What are the base cases for Coin Change using Recursion?

Question

I am basically trying to solve the coin change problem through recursion and here is what i have so far -:

#include<iostream>
#include<conio.h>
using namespace std;

int a[]={1,2,5,10,20,50,100,200},count=0;

//i is the array index we are working at
//a[] contains the list of the denominations
//count keeps track of the number of possibilities

void s(int i,int sum) //the function that i wrote
{
    if (!( i>7 || sum<0 || (i==7 && sum!=0) )){

    if (sum==0) ++count; 

    s(i+1,sum);
    s(i,sum-a[i]);

    }
}


int c(int sum,int  i ){  //the function that I took from the algorithmist
    if (sum == 0)
        return 1;
    if (sum < 0)
        return 0;
    if (i <= 0 && sum > 0 )
        return 1;

    return (c( sum - a[i], i ) + c( sum, i - 1 ));
}
int main()
{
    int a;
    cin>>a;

    s(0,a);
    cout<<c(a,7)<<endl<<count;

    getch();
    return 0;
}

The first function that is s(i,sum) has been written by me and the second function that is c(sum,i) has been taken from here - (www.algorithmist.com/index.php/Coin_Change).

The problem is that count always return a way higher value than expected. However, the algorithmist solution gives a correct answer but I cannot understand this base case

if (i <= 0 && sum > 0 ) return 1;

If the index (i) is lesser than or equal to zero and sum is still not zero shouldn't the function return zero instead of one?

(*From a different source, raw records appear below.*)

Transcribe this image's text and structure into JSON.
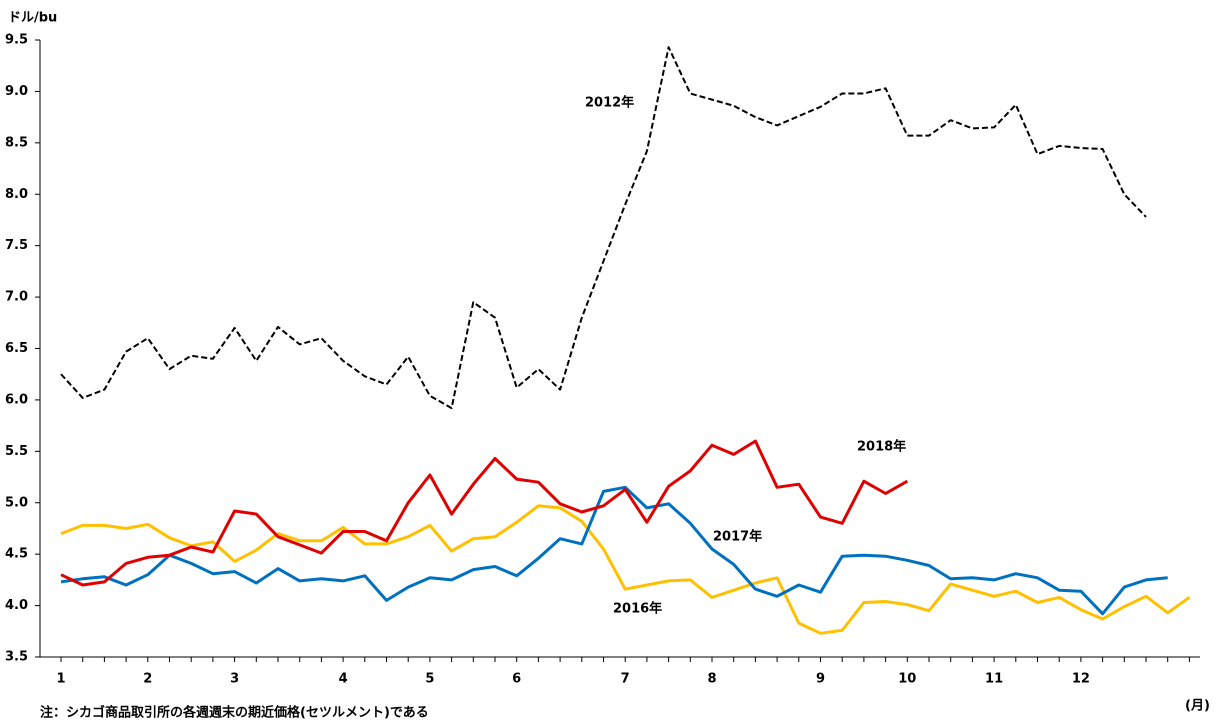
{
  "chart_data": {
    "type": "line",
    "y_label": "ドル/bu",
    "x_label": "(月)",
    "note": "注：シカゴ商品取引所の各週週末の期近価格(セツルメント)である",
    "categories": [
      "1",
      null,
      null,
      null,
      "2",
      null,
      null,
      null,
      "3",
      null,
      null,
      null,
      null,
      "4",
      null,
      null,
      null,
      "5",
      null,
      null,
      null,
      "6",
      null,
      null,
      null,
      null,
      "7",
      null,
      null,
      null,
      "8",
      null,
      null,
      null,
      null,
      "9",
      null,
      null,
      null,
      "10",
      null,
      null,
      null,
      "11",
      null,
      null,
      null,
      "12",
      null,
      null,
      null,
      null,
      null
    ],
    "ylim": [
      3.5,
      9.5
    ],
    "yticks": [
      3.5,
      {
        "value": 4,
        "label": "4.0"
      },
      4.5,
      {
        "value": 5,
        "label": "5.0"
      },
      5.5,
      {
        "value": 6,
        "label": "6.0"
      },
      6.5,
      {
        "value": 7,
        "label": "7.0"
      },
      7.5,
      {
        "value": 8,
        "label": "8.0"
      },
      8.5,
      {
        "value": 9,
        "label": "9.0"
      },
      9.5
    ],
    "grid": false,
    "series": [
      {
        "name": "2012年",
        "color": "#000000",
        "dashed": true,
        "values": [
          6.25,
          6.02,
          6.1,
          6.47,
          6.6,
          6.3,
          6.43,
          6.4,
          6.7,
          6.38,
          6.71,
          6.54,
          6.6,
          6.38,
          6.23,
          6.15,
          6.42,
          6.04,
          5.92,
          6.95,
          6.8,
          6.12,
          6.3,
          6.1,
          6.8,
          7.35,
          7.9,
          8.42,
          9.43,
          8.98,
          8.92,
          8.86,
          8.75,
          8.67,
          8.76,
          8.85,
          8.98,
          8.98,
          9.03,
          8.57,
          8.57,
          8.72,
          8.64,
          8.65,
          8.87,
          8.39,
          8.47,
          8.45,
          8.44,
          8.0,
          7.78,
          null,
          null
        ]
      },
      {
        "name": "2016年",
        "color": "#ffc000",
        "values": [
          4.7,
          4.78,
          4.78,
          4.75,
          4.79,
          4.66,
          4.58,
          4.62,
          4.43,
          4.54,
          4.7,
          4.63,
          4.63,
          4.76,
          4.6,
          4.6,
          4.67,
          4.78,
          4.53,
          4.65,
          4.67,
          4.81,
          4.97,
          4.95,
          4.82,
          4.55,
          4.16,
          4.2,
          4.24,
          4.25,
          4.08,
          4.15,
          4.22,
          4.27,
          3.83,
          3.73,
          3.76,
          4.03,
          4.04,
          4.01,
          3.95,
          4.21,
          4.15,
          4.09,
          4.14,
          4.03,
          4.08,
          3.96,
          3.87,
          3.99,
          4.09,
          3.93,
          4.08
        ]
      },
      {
        "name": "2017年",
        "color": "#0070c0",
        "values": [
          4.23,
          4.26,
          4.28,
          4.2,
          4.3,
          4.49,
          4.41,
          4.31,
          4.33,
          4.22,
          4.36,
          4.24,
          4.26,
          4.24,
          4.29,
          4.05,
          4.18,
          4.27,
          4.25,
          4.35,
          4.38,
          4.29,
          4.46,
          4.65,
          4.6,
          5.11,
          5.15,
          4.95,
          4.99,
          4.8,
          4.55,
          4.4,
          4.16,
          4.09,
          4.2,
          4.13,
          4.48,
          4.49,
          4.48,
          4.44,
          4.39,
          4.26,
          4.27,
          4.25,
          4.31,
          4.27,
          4.15,
          4.14,
          3.92,
          4.18,
          4.25,
          4.27,
          null
        ]
      },
      {
        "name": "2018年",
        "color": "#e00000",
        "values": [
          4.3,
          4.2,
          4.23,
          4.41,
          4.47,
          4.49,
          4.57,
          4.52,
          4.92,
          4.89,
          4.67,
          4.59,
          4.51,
          4.72,
          4.72,
          4.63,
          5.0,
          5.27,
          4.89,
          5.18,
          5.43,
          5.23,
          5.2,
          4.99,
          4.91,
          4.97,
          5.13,
          4.81,
          5.16,
          5.31,
          5.56,
          5.47,
          5.6,
          5.15,
          5.18,
          4.86,
          4.8,
          5.21,
          5.09,
          5.21,
          null,
          null,
          null,
          null,
          null,
          null,
          null,
          null,
          null,
          null,
          null,
          null,
          null
        ]
      }
    ]
  }
}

Also I know that the algorithmist solution is correct because on Project Euler, this gave me the correct answer.

Answer 1

I guess that your problem is "Assuming that I have unlimited support of coins, on how many ways can I change the given sum"? The algoritimists solution you gave assumes also, that the smallest denomination is 1. Otherwise it will won't work correctly. Now your question:

if (i <= 0 && sum > 0 ) return 1;

Notice, that the only possibility that i<0 is that you called it with this value - no recursive call will be made with negative value of i. Such case (i<0) is an error so no result is proper (maybe assertion or exception would be better). Now if i=0, assuming that at index 0 there is coin of value 1 means that there is only one way to exchange sum with this denomination - give sum coins of value 1. Right?

After a moment of thought I found out how to remove assumption that a[0] == 1. Change

if (i <= 0 && sum > 0 ) return 1;

into

if (i <= 0 && sum > 0 ) return sum % a[0] == 0 ? 1 : 0;